È l’impressione del contrasto ciò che più colpisce nelle foto che Bepi Magrin fa scorrere sullo schermo. Il contrasto tra il grigio di edifici decadenti e i colori sgargianti dei vestiti, delle barbe rosse, degli autobus ammaccati o dei risciò lungo le strade. Il contrasto tra il sorriso che si apre sui volti delle persone e il senso di miseria e povertà che si intravede sullo sfondo, nelle baracche che costeggiano una ferrovia. È il Bangladesh visto attraverso gli occhi di chi l’ha vissuto per un mese, percorrendo centinaia di chilometri lungo uno dei suoi fiumi principali – l’immenso Brahmaputra – per portare aiuti alle comunità locali. Gli occhi sono quelli di Bepi Magrin, alpinista, scrittore e viaggiatore valdagnese che a inizio gennaio si è recato nel Paese asiatico assieme all’amico Oliviero Masseroli che da alcuni anni ha intessuto un filo solidale con le comunità locali.
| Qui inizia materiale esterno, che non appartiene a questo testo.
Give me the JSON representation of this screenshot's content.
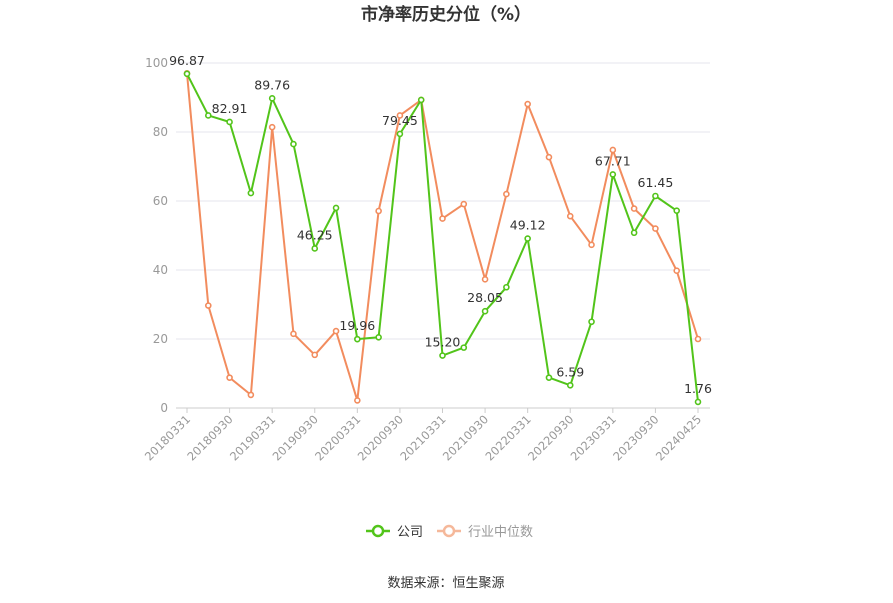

Come nasce questo viaggio?
«Nasce da un altro viaggio, la traversata dell’Himalaya fatta due anni fa. Durante quel cammino ho incontrato Oliviero Masseroli, viaggiatore e fotografo bergamasco: un uomo fuori dal comune che ha adottato il Bangladesh e ora, attraverso le sue mostre e altre attività , raccoglie fondi per portare un aiuto diretto alle comunità locali. Il suo impegno è iniziato dopo aver conosciuto il missionario del Pontificio Istituto Missioni Estere Gregorio Schiavi, da vent’anni in missione nel villaggio di Mohespur, nel nordest del Bangladesh ai confini con l’India. Schiavi è stato un esempio di solidarietà praticata anche attraverso la condivisione della povera vita delle persone che aiutava. Viveva per loro e come loro. Lo stesso Masseroli ha fatto dell’aiuto ai bengalesi una scelta di vita ed è già andato in Bangladesh una ventina di volte».
L’ultima delle quali a gennaio.
«Abbiamo trascorso un mese in Bangladesh. Abbiamo visitato la capitale Dacca, città da 15 milioni di abitanti, e abbiamo risalito il fiume Brahmaputra per 450 chilometri arrivando fino alla zona nord, nel villaggio in cui ha vissuto padre Schiavi e dove oggi è sepolto. Guidati dal giovane Jouvel, ci siamo mossi con due piccole barche, in una terra che è tutto tranne che meta di turisti, una terra molto povera e arretrata, ma abitata da persone di grande dignità , che ci hanno accolto con molto entusiasmo e calore. Non è stato un viaggio semplice, ma è stato un mese intenso, ricco di esperienze e di bellissimi rapporti umani».
Quali aiuti avete portato?
«Abbiamo consegnato generi alimentari e di sostegno a un villaggio di 220 indigeni, in condizioni di particolare povertà . Le forme di aiuto che Masseroliporta sono però molteplici: sono state realizzate ad esempio costruzioni in mattoni e posizionate pompe d’acqua. Per dare una mano non serve molto. Lì, bastano poche decine di euro al mese per garantire a un giovane la possibilità di frequentare l’università e costruirsi un futuro. In tutti i casi si tratta di aiuti che vengono consegnati direttamente a chi ne ha bisogno, rispondendo così a necessità reali, che si toccano con mano».
Cosa si riporta indietro da un viaggio come questo?
«Abbiamo visitato villaggi, scuole, diverse missioni, la capanna in cui padre Gregorio ha vissuto per anni. Abbiamo conosciuto il caos di Dacca e visto situazioni davvero pesanti e di povertà estrema. Nelle persone incontrate abbiamo però sempre trovato profonda dignità , rispetto e curiosità verso quei bianchi che navigavano lungo il grande fiume. Ma, soprattutto, abbiamo trovato sorrisi. Tanti sorrisi».